Sempre meno paga di essere la più fotografata, la più bella, la più remunerata, la più vista (cfr. gli incassi italiani di Maleficent), la più invidiata moglie del marito più bello, la più perfetta mamma di gemelli e figli adottivi di ogni angolo del globo, Angelina Jolie ha da qualche anno mostrato un'attenzione ed una passione nei confronti della regia che la vede impegnata ora alla sua seconda, impegnativa, complessa direzione di una grossa produzione: una biografia di un reduce della Seconda Guerra Mondiale, l'eroico ed “immortale” Louis Zamperini, italo-americano campione olimpionico di atletica, costretto ad interrompere la sua eccelsa e promettente carriera di corridore perché impegnato nelle forze armate dell'aeronautica durante il secondo conflitto.
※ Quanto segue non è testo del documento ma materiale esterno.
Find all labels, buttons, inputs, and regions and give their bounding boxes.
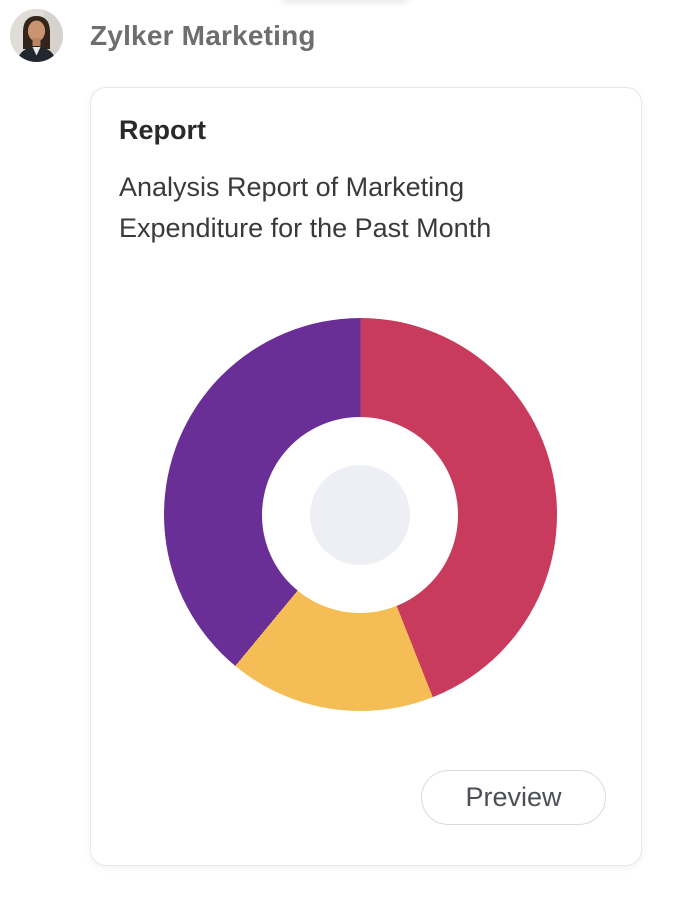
preview-button[interactable]: Preview [421,770,606,825]
message-header: Zylker Marketing [0,0,674,62]
avatar[interactable] [10,9,63,62]
donut-chart [163,318,557,712]
donut-center-disc [310,464,410,565]
card-subtitle: Analysis Report of Marketing Expenditure… [119,172,492,244]
card-title: Report [119,115,206,145]
card-footer: Preview [119,770,613,841]
scrolled-element-shadow [280,0,410,4]
report-card: Report Analysis Report of Marketing Expe… [90,87,642,866]
avatar-image [10,9,63,62]
sender-name: Zylker Marketing [90,19,316,51]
Una serie di vicissitudini avventurose e drammaticissime faranno sì che l'eroe sia costretto a superare prove estreme ed apparentemente al di sopra delle possibilità di sopravvivenza per un essere umano: atterraggi di fortuna sempre più pericolosi, sopravvivenze per decine e decine di giorni abbandonato nell'oceano assieme a pochi sventurati, prigioniero dei cattivissimi giapponesi, salvo in extremis per poter raccontare tutta la sua incredibile storia, e riprendere a correre anche negli anni della vecchiaia per scopi di solidarietà verso buone cause.

 

 

Nonostante quello che (malignamente) si potrebbe pensare, UNBROKEN (INVINCIBLE nella traduzione-interpretazione francese) non è per nulla diretto male: anzi la Jolie sembra molto a suo agio, soprattutto nelle scene drammatiche degli atterraggi o nella lunga parte dedicata alla drammatica deriva a bordo di una scialuppa gonfiabile; attori bravi ed in parte, tra cui spicca il valido e già apprezzato (in '71 era eccezionale!!) Jack O'Connell, e il già noto “pelo rosso” Domhnall Gleeson (figlio smilzo dell'opulento, spesso grandioso Brendan) e l'inevitabile, fastidiosa retorica tutta americana che fa inevitabilmente capolino rendendo il film, nonostante l'impegno ed i mezzi spesi, un filmone tutto chiari e scuri, senza sfumature, dove ci sono i bravi ed i cattivi, la vita e la morte, la bellezza ostentata dei soldati americani (tutti con fisico da culturisti e visi simmetrici e da divi) che si antepone alla decadenza di fisici (gli stessi di prima, dopo la cura dimagrante imposta dalla crudele Angelina strega come in Maleficent) consumati dalla fame e dalle insidie di una natura inconciliabile.

VOTO **1/2

 

Atom Egoyan, regista canadese di origini armene che fu il mio preferito (o comunque nella manciata dei miei eletti) ai tempi di Exotica, Il dolce domani, Il viaggio di Felicia, torna con CAPTIVE, alle tematiche, dure e spietate, che lo resero grande: le violenze e gli abusi sui minori, la perdita di un proprio caro, il dolore atroce, insopportabile di chi resta, l'impotenza di chi si trova solo e senza gli affetti che giustificano un'esistenza che non sa dove andare e come organizzarsi senza la propria ragion d'essere.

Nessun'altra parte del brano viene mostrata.